# P-51D used by the RAF ?



## Maestro (Jun 14, 2004)

Greetings ladies and gentlemen,

I was wondering about that : "Did the RAF used P-51D in WW II ?"

I know they used the P-51B (wich they added 20 mm cannons and renamed "Mustang III"), but I would like to know if they used P-51D and how did they renamed/improved it (if they did).

Any help is welcome.


----------



## Lightning Guy (Jun 15, 2004)

The RAF and RCAF both used the P-51D and K under the British designation Mustang Mk. IV. As far as I know, these were identical to the USAAF versions.


----------



## Gemhorse (Jun 15, 2004)

Yeah, I know they were used by RAF, RAAF, at the latter stages of the Pacific conflict......


----------



## Gemhorse (Jun 22, 2004)

More precisely, there were the P-51D, and P-51K, known as Mk. IV, and Mk.IVa, respectively, by the RAF.- At the end of the War, the RAF had taken delivery of 280 Mk.IV's and 594 Mk.IVa's. - The latter didn't see action before the European War finished. - The difference between these two models was the 'K' [or Mk.IVa] had a slightly different propellor.
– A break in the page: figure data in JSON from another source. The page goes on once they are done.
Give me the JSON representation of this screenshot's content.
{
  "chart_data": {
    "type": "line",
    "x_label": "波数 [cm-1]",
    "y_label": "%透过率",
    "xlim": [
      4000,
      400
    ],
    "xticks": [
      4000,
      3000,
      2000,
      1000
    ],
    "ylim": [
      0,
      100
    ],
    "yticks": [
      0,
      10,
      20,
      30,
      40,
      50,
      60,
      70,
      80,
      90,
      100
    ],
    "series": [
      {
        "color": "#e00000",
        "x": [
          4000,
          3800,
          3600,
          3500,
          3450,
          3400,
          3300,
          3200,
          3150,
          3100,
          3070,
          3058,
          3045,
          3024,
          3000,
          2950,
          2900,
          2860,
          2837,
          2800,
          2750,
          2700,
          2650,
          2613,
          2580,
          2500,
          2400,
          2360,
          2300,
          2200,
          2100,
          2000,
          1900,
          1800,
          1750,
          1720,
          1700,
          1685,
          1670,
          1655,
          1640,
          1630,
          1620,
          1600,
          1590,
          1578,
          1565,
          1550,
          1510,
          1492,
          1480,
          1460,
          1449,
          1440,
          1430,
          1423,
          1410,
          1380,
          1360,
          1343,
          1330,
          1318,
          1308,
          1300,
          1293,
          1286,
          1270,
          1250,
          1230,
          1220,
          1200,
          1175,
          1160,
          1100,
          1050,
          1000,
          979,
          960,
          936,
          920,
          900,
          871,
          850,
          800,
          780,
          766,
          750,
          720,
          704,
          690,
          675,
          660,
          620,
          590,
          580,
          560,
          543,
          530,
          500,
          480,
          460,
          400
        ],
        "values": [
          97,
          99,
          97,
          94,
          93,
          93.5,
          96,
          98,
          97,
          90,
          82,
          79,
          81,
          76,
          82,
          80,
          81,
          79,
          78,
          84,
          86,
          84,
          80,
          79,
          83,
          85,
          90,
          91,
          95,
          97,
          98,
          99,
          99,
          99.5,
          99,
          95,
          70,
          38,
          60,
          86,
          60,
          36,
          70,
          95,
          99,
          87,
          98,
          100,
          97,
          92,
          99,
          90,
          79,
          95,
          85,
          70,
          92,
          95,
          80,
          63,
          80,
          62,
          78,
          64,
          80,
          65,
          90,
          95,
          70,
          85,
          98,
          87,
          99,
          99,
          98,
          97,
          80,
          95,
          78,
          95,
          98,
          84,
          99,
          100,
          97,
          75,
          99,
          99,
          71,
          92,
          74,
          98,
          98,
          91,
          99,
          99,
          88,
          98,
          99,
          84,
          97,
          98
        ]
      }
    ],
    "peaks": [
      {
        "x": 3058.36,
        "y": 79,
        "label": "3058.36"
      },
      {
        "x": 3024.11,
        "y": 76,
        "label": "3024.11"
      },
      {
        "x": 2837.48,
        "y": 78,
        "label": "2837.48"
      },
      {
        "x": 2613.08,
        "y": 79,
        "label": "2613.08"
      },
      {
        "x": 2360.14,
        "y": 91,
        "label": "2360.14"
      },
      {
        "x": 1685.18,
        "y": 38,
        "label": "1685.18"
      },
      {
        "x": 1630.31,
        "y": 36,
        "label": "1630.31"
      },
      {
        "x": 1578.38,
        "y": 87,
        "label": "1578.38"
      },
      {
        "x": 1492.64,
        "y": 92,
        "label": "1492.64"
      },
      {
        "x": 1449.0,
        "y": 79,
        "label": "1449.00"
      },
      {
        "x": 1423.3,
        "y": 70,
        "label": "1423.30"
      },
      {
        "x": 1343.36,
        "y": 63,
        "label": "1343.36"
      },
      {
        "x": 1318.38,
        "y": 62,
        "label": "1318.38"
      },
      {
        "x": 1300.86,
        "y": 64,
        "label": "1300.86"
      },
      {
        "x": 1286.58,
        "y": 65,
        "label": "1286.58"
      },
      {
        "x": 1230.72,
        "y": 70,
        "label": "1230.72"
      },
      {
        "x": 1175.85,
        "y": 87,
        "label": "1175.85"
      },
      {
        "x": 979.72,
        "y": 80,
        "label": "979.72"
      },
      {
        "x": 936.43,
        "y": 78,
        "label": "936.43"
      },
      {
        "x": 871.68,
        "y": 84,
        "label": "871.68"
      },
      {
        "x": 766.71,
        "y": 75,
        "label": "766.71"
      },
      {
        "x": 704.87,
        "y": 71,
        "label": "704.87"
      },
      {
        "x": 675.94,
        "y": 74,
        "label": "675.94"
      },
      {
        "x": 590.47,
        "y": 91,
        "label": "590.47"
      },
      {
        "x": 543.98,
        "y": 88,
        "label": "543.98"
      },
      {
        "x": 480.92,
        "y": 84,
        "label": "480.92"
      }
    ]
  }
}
The RAAF flew 'D's made under licence by the Commonwealth Aircraft Corporation from 1944, starting with assembly of kitsets from NAA in the US, which made-up 80 CA-17 Mustang XX's, first flying April 1945. - They then made 40 CA-18 Mustang 21's, 14 Mustang 22's fitted with the F24 camera and 66 Mustang 23's, which differed by having RR Merlins instead of the licence-built US Packard-Merlins. These Aussie-built ones didn't become operational until after the War, although they were in action in Korea. - I know New Zealand brought about 50 odd of these off Australia in the 1950's for our Territorial Airforce....


----------



## Maestro (Jun 23, 2004)

Thank you for your help, both Gemhorse and LG.


----------